Picnic planning made easier with field guide
Three friends and food enthusiasts in Portland, Ore., have written a field guide for having the perfect picnic and are taking readers along in the basket.
The trio — Marnie Hanel, Andrea Slonecker and Jen Stevenson — penned the newly released The Picnic: Recipes and Inspiration From Basket to Blanket (Artisan/Workman, 192 pages, $19.95).
The book offers advice on every aspect of picnic planning from the right blanket to the best containers for packing food.
Of course, it contains plenty of picnic recipes, too — including one for macaroni salad:
Bring a large pot of water to a boil, season it generously with salt and cook the macaroni according to the package directions. About 1 minute before the macaroni is done, add the broccoli and carrots to the pot and cook until just tender.
Drain in a colander and rinse under cold water to stop the cooking. Drain well and transfer to a large bowl.
Meanwhile, soak the onion in a small bowl of cold water for at least 10 minutes to remove its harsh bite.

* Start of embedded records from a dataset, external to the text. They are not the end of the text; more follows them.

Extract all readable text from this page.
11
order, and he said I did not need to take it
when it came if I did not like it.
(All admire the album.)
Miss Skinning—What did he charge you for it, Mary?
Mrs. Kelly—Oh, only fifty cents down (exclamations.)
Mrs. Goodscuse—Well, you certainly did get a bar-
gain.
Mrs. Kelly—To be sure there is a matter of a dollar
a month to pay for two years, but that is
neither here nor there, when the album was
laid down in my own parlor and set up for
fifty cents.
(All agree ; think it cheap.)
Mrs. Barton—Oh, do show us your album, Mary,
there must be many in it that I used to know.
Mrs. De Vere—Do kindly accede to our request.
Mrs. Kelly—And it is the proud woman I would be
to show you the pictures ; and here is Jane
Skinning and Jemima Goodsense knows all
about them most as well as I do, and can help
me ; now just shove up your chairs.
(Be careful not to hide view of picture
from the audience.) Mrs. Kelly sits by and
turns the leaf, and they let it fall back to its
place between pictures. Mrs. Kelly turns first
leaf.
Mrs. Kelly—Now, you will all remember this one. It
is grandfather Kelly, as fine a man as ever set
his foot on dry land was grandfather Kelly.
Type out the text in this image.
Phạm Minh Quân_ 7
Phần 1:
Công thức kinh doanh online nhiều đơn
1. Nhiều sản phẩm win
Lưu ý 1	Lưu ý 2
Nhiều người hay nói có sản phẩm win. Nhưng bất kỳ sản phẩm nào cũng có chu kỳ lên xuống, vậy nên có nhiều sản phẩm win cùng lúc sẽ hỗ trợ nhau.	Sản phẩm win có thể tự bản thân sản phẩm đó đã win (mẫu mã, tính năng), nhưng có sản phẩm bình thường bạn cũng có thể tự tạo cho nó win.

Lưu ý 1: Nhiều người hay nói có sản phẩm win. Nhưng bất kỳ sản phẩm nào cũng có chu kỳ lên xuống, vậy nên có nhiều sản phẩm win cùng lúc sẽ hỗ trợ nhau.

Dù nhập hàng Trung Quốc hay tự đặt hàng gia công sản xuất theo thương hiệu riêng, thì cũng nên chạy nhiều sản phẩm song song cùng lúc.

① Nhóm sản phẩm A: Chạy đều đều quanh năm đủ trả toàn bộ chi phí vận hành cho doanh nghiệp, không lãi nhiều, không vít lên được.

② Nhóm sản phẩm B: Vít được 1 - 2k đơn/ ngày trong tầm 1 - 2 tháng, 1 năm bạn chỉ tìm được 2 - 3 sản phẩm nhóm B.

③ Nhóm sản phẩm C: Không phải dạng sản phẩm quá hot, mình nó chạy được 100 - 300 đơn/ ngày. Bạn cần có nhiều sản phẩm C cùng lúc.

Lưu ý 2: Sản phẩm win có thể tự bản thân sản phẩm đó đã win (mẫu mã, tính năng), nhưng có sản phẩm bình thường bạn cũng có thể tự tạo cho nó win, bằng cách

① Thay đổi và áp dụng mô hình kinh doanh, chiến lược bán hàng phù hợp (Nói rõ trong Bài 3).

Drain; then add the onion, tomatoes and bell pepper to the bowl with the pasta mixture and stir together.
To make the dressing: Whisk together the mayonnaise, buttermilk, parsley, ketchup, vinegar, mustard, sugar, salt and pepper in a large bowl. Add the pasta mixture and stir well to coat. Cover and refrigerate until chilled and the flavors are melded, at least 1 hour and up to 2 days.
Transfer to a serving bowl and cover tightly for transporting safely.